I want reliable and quiet. I have RPis running for more than a decade everyday with not a single crash.

In what conditions are those used PSU? Who knows. I'm also not a fan of bringing other people's dust and keyboard grease along.




Many NUCs are whisper quiet and just as reliable as an RPi. Often more so given the number of folks that run everything in their RPi off an SD card without considering the lifespan of them.

I didn’t replace my RPi with a NUC but I did get a Celeron powered mini PC. It’s basically silent and has been happily running Ubuntu under my desk for over a year now.


If new, sure, but then you're in for a lot more money than the Pi.

If it's used, I'm not interested.


Used = value. But if you want new and still cheap, there are mini PCs with SoC style pentiums, barebines around $200, $20/8gb ram and 20/256gb nvme. And they can often have 2.5gb Ethernet these days.

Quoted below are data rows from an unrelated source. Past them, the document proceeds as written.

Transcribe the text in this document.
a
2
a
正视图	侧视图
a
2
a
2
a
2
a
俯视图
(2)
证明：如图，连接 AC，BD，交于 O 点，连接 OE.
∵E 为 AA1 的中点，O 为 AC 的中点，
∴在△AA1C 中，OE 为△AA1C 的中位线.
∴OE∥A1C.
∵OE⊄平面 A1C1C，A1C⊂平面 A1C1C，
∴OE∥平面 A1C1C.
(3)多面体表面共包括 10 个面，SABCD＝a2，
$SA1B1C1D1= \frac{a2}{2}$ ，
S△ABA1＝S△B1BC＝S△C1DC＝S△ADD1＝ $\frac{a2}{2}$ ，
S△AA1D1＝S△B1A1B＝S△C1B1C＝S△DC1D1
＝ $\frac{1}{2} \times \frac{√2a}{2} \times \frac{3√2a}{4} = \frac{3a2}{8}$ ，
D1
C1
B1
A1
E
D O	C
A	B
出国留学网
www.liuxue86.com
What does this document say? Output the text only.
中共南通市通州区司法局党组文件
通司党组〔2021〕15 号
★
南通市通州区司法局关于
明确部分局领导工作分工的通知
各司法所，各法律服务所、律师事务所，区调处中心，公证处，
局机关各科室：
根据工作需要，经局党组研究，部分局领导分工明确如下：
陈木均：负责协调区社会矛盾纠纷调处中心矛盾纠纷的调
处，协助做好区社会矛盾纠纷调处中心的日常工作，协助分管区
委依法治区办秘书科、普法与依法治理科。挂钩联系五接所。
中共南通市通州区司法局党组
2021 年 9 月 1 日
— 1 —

My mini PC was $150. Definitely more than a RPi but not insane.


I've got a mix of boxes ranging from Raspberry Pis to NUCs to many-core Xeons. They each have their roles - for example, a NUC acts as a DVR for security cameras, and I want it separate from other stuff. But I agree that RPIs can be very good for basic stuff. I've had one running as a print server for an indestructable old laser printer for 9 years now with no issues whatsoever. It's outlived two older Mac Minis I used before the NUC.


> I want reliable and quiet. I have RPis running for more than a decade everyday with not a single crash.

I had the original Model B running continuously for 8+ years until the USB contacts rusted-out due to high humidity.

The prices in the article are absurd: why would I choose a $260 SFF PC vs a $5 RPi Zero W I got 5 years ago? The comparison may make sense for new purchases with the ongoing shortage.


"NUC"s can be fanless PCs. The fanless part makes them quiet. There are no moving parts to make a noise.


I still miss the sound spinning disks, sometimes; it let me know the computer was thinking hard.